O documento menciona que a companhia contratou duas consultorias independentes para quantificar o valor da marca Klabin. Uma delas, a Deloitte, chegou a R$ 1,046 bilhão pela ótica dos royalties futuros que eram pagos pela Klabin S/A. A outra, a Kantar, aplicou a metodologia do uso econômico e chegou ao valor de R$ 1,103 bilhão. A variação bastante pequena deixa acionistas de ambas as empresas muito confortáveis com relação à informação, que foi fundamental para chegarem a um acordo favorável. Esse é, dentre muitos, um exemplo de utilização da ferramenta de valor da marca para suporte a negociações financeiras. Com esse modelo, o ativo que era intangível torna-se ativo bastante mensurável e tangível.
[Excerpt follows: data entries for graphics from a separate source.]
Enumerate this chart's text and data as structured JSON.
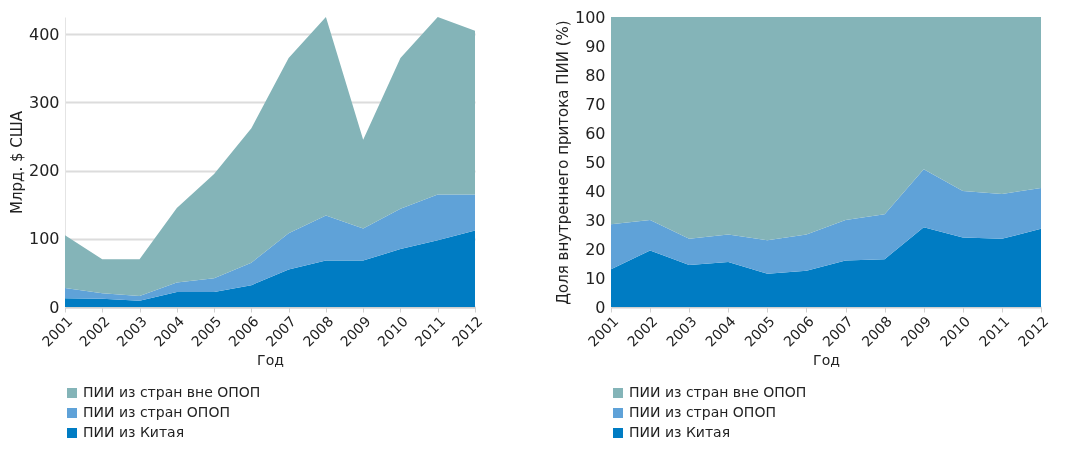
{
  "chart_data": [
    {
      "type": "area",
      "stacked": true,
      "categories": [
        "2001",
        "2002",
        "2003",
        "2004",
        "2005",
        "2006",
        "2007",
        "2008",
        "2009",
        "2010",
        "2011",
        "2012"
      ],
      "series": [
        {
          "name": "ПИИ из Китая",
          "color": "#007cc3",
          "values": [
            13,
            12,
            9,
            22,
            22,
            32,
            55,
            68,
            68,
            85,
            98,
            112
          ]
        },
        {
          "name": "ПИИ из стран ОПОП",
          "color": "#5fa2d8",
          "values": [
            15,
            8,
            7,
            14,
            20,
            33,
            53,
            66,
            47,
            59,
            67,
            53
          ]
        },
        {
          "name": "ПИИ из стран вне ОПОП",
          "color": "#84b4b8",
          "values": [
            77,
            50,
            54,
            109,
            153,
            197,
            257,
            291,
            130,
            221,
            260,
            240
          ]
        }
      ],
      "ylim": [
        0,
        425
      ],
      "yticks": [
        0,
        100,
        200,
        300,
        400
      ],
      "xlabel": "Год",
      "ylabel": "Млрд. $ США",
      "grid": "y",
      "legend": "bottom"
    },
    {
      "type": "area",
      "stacked": true,
      "categories": [
        "2001",
        "2002",
        "2003",
        "2004",
        "2005",
        "2006",
        "2007",
        "2008",
        "2009",
        "2010",
        "2011",
        "2012"
      ],
      "series": [
        {
          "name": "ПИИ из Китая",
          "color": "#007cc3",
          "values": [
            13,
            19.5,
            14.5,
            15.5,
            11.5,
            12.5,
            16,
            16.5,
            27.5,
            24,
            23.5,
            27
          ]
        },
        {
          "name": "ПИИ из стран ОПОП",
          "color": "#5fa2d8",
          "values": [
            15.5,
            10.5,
            9,
            9.5,
            11.5,
            12.5,
            14,
            15.5,
            20,
            16,
            15.5,
            14
          ]
        },
        {
          "name": "ПИИ из стран вне ОПОП",
          "color": "#84b4b8",
          "values": [
            71.5,
            70,
            76.5,
            75,
            77,
            75,
            70,
            68,
            52.5,
            60,
            61,
            59
          ]
        }
      ],
      "ylim": [
        0,
        100
      ],
      "yticks": [
        0,
        10,
        20,
        30,
        40,
        50,
        60,
        70,
        80,
        90,
        100
      ],
      "xlabel": "Год",
      "ylabel": "Доля внутреннего притока ПИИ (%)",
      "grid": false,
      "legend": "bottom"
    }
  ]
}
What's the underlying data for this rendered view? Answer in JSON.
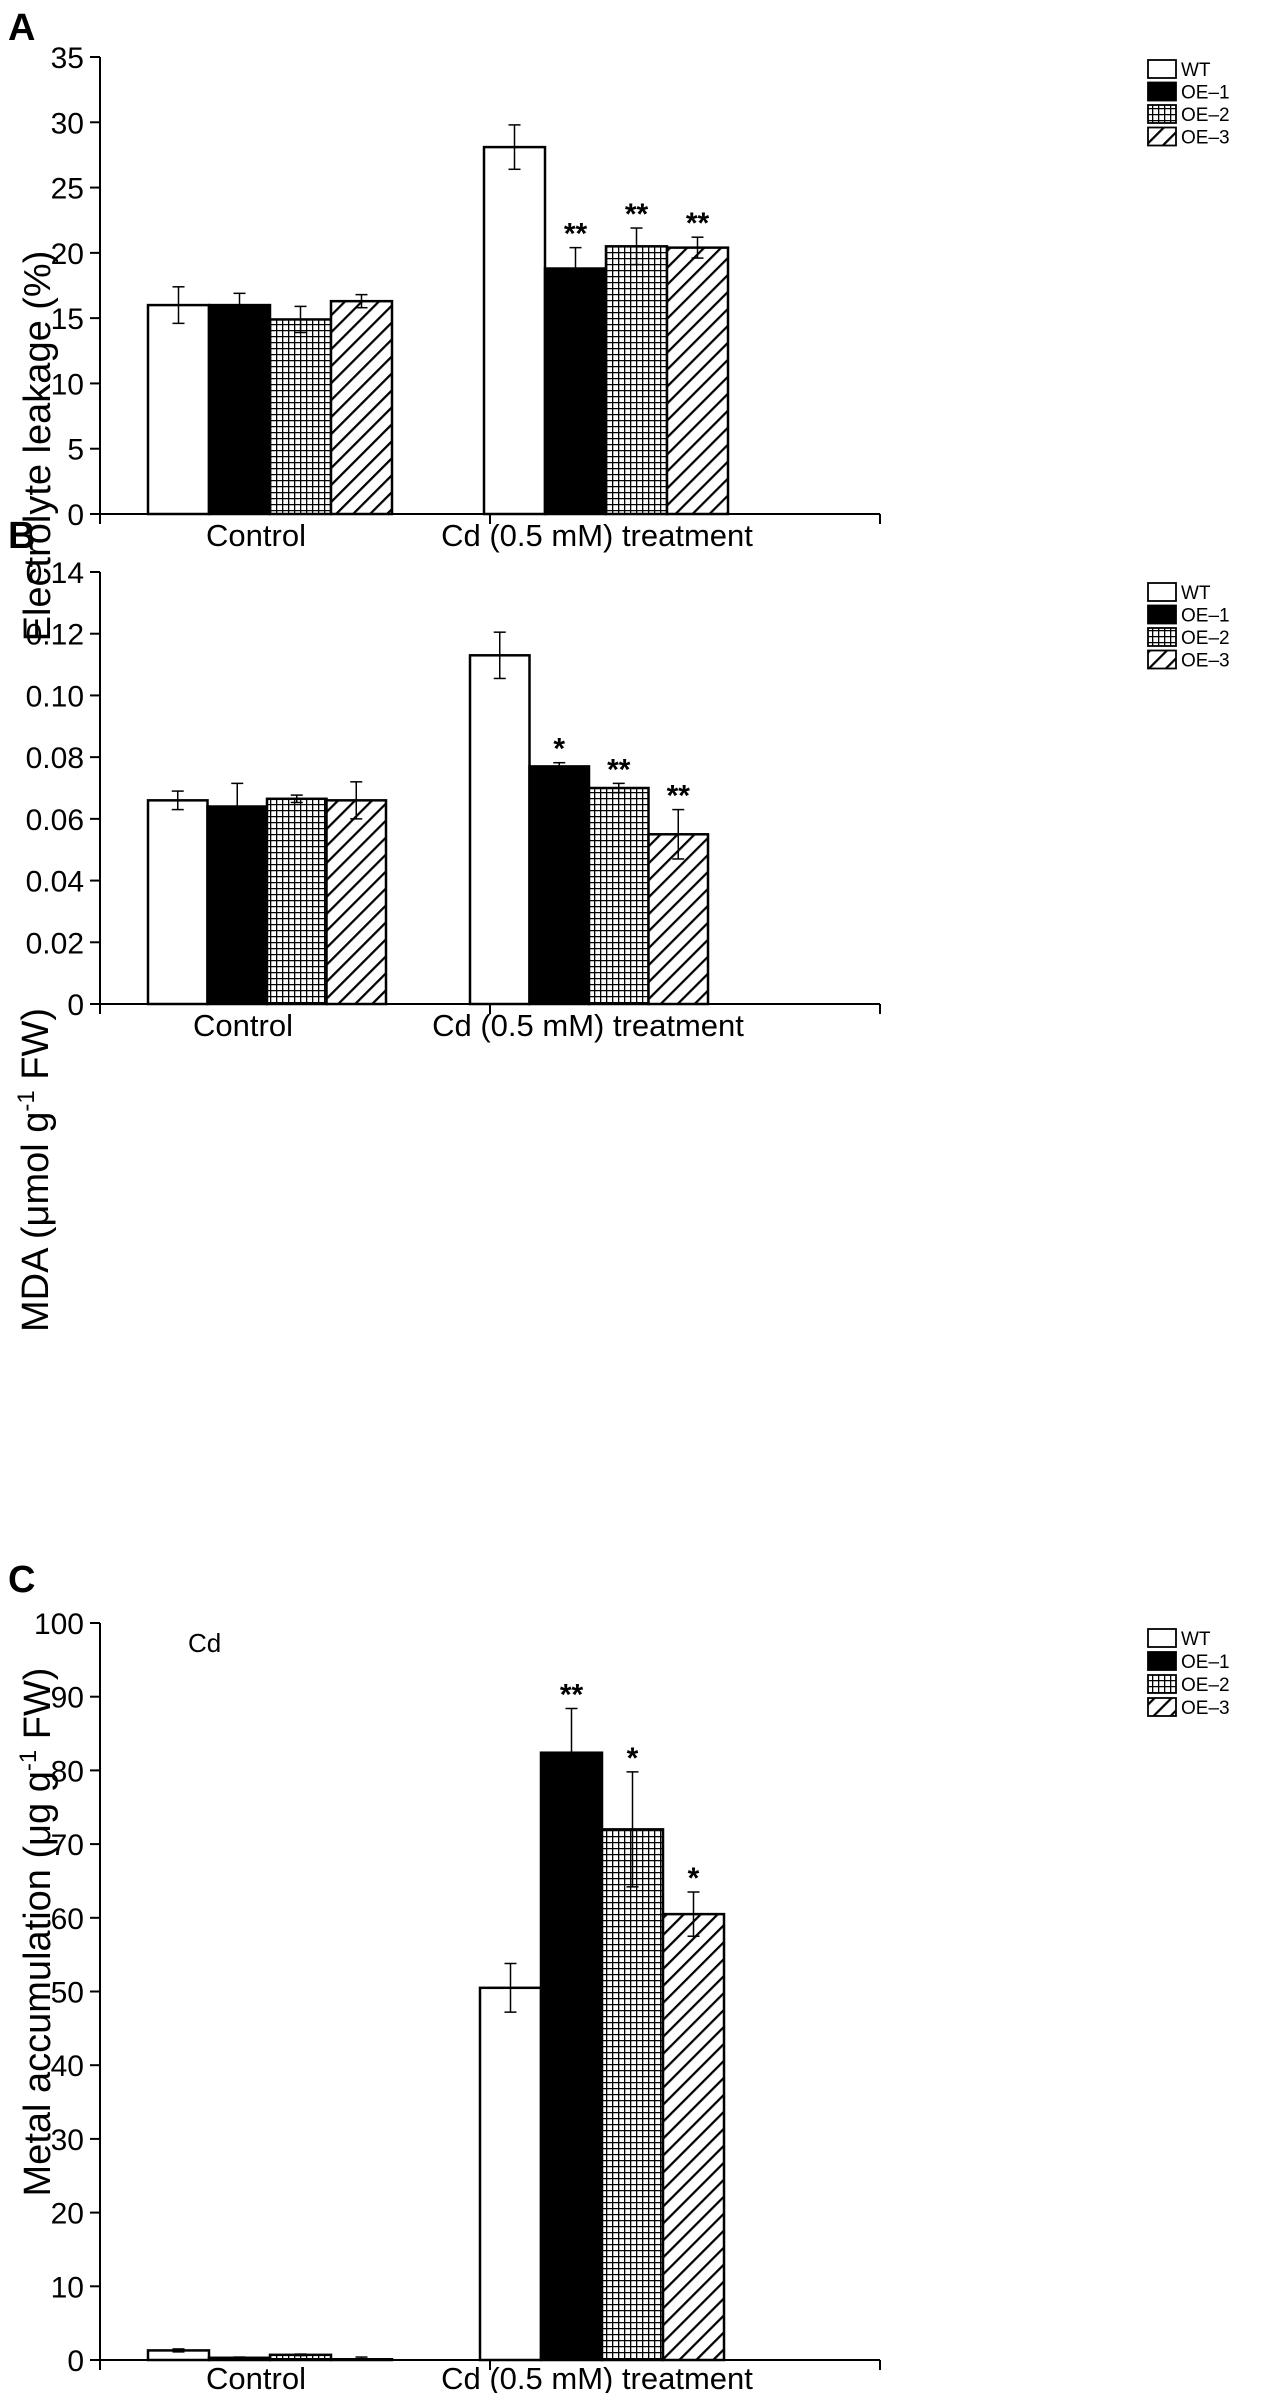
{
  "chart_data": [
    {
      "type": "bar",
      "panel": "A",
      "ylabel": "Electrolyte leakage (%)",
      "ylim": [
        0,
        35
      ],
      "yticks": [
        "0",
        "5",
        "10",
        "15",
        "20",
        "25",
        "30",
        "35"
      ],
      "categories": [
        "Control",
        "Cd (0.5 mM) treatment"
      ],
      "legend": [
        "WT",
        "OE-1",
        "OE-2",
        "OE-3"
      ],
      "legend_labels": [
        "WT",
        "OE–1",
        "OE–2",
        "OE–3"
      ],
      "series": [
        {
          "name": "WT",
          "values": [
            16.0,
            28.1
          ],
          "errors": [
            1.4,
            1.7
          ],
          "significance": [
            "",
            ""
          ]
        },
        {
          "name": "OE-1",
          "values": [
            16.0,
            18.8
          ],
          "errors": [
            0.9,
            1.6
          ],
          "significance": [
            "",
            "**"
          ]
        },
        {
          "name": "OE-2",
          "values": [
            14.9,
            20.5
          ],
          "errors": [
            1.0,
            1.4
          ],
          "significance": [
            "",
            "**"
          ]
        },
        {
          "name": "OE-3",
          "values": [
            16.3,
            20.4
          ],
          "errors": [
            0.5,
            0.8
          ],
          "significance": [
            "",
            "**"
          ]
        }
      ]
    },
    {
      "type": "bar",
      "panel": "B",
      "ylabel": "MDA (μmol g-1 FW)",
      "ylabel_parts": [
        "MDA (μmol g",
        "-1",
        " FW)"
      ],
      "ylim": [
        0,
        0.14
      ],
      "yticks": [
        "0",
        "0.02",
        "0.04",
        "0.06",
        "0.08",
        "0.10",
        "0.12",
        "0.14"
      ],
      "categories": [
        "Control",
        "Cd (0.5 mM) treatment"
      ],
      "legend": [
        "WT",
        "OE-1",
        "OE-2",
        "OE-3"
      ],
      "legend_labels": [
        "WT",
        "OE–1",
        "OE–2",
        "OE–3"
      ],
      "series": [
        {
          "name": "WT",
          "values": [
            0.066,
            0.113
          ],
          "errors": [
            0.003,
            0.0075
          ],
          "significance": [
            "",
            ""
          ]
        },
        {
          "name": "OE-1",
          "values": [
            0.064,
            0.077
          ],
          "errors": [
            0.0075,
            0.0012
          ],
          "significance": [
            "",
            "*"
          ]
        },
        {
          "name": "OE-2",
          "values": [
            0.0665,
            0.07
          ],
          "errors": [
            0.0012,
            0.0015
          ],
          "significance": [
            "",
            "**"
          ]
        },
        {
          "name": "OE-3",
          "values": [
            0.066,
            0.055
          ],
          "errors": [
            0.006,
            0.008
          ],
          "significance": [
            "",
            "**"
          ]
        }
      ]
    },
    {
      "type": "bar",
      "panel": "C",
      "ylabel": "Metal accumulation (μg g-1 FW)",
      "ylabel_parts": [
        "Metal accumulation (μg g",
        "-1",
        " FW)"
      ],
      "annotation": "Cd",
      "ylim": [
        0,
        100
      ],
      "yticks": [
        "0",
        "10",
        "20",
        "30",
        "40",
        "50",
        "60",
        "70",
        "80",
        "90",
        "100"
      ],
      "categories": [
        "Control",
        "Cd (0.5 mM) treatment"
      ],
      "legend": [
        "WT",
        "OE-1",
        "OE-2",
        "OE-3"
      ],
      "legend_labels": [
        "WT",
        "OE–1",
        "OE–2",
        "OE–3"
      ],
      "series": [
        {
          "name": "WT",
          "values": [
            1.3,
            50.5
          ],
          "errors": [
            0.2,
            3.3
          ],
          "significance": [
            "",
            ""
          ]
        },
        {
          "name": "OE-1",
          "values": [
            0.3,
            82.4
          ],
          "errors": [
            0.1,
            6.0
          ],
          "significance": [
            "",
            "**"
          ]
        },
        {
          "name": "OE-2",
          "values": [
            0.7,
            72.0
          ],
          "errors": [
            0.1,
            7.8
          ],
          "significance": [
            "",
            "*"
          ]
        },
        {
          "name": "OE-3",
          "values": [
            0.1,
            60.5
          ],
          "errors": [
            0.3,
            3.0
          ],
          "significance": [
            "",
            "*"
          ]
        }
      ]
    }
  ]
}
O que aconteceu com certa frequência foi que os estudos de valor de marca foram para os Conselhos de Administração das empresas, como no caso do Sírio-Libanês. E os acionistas e conselheiros entendiam a lógica do Valor da marca.
“Para o conselho deliberativo, valorizar a marca significa valorizar nosso propósito, nossa missão e nossos valores.” - Denise Jafet, presidente do Conselho de Administração do Sírio-Libanês.
Como podemos medir o valor de uma marca?
A metodologia que mais utilizamos e mais aceita pelo mercado financeiro é o denominado Uso Econômico. Como todos os modelos de precificação de ativos, parte de uma proxy de definição do valor dos ativos intangíveis.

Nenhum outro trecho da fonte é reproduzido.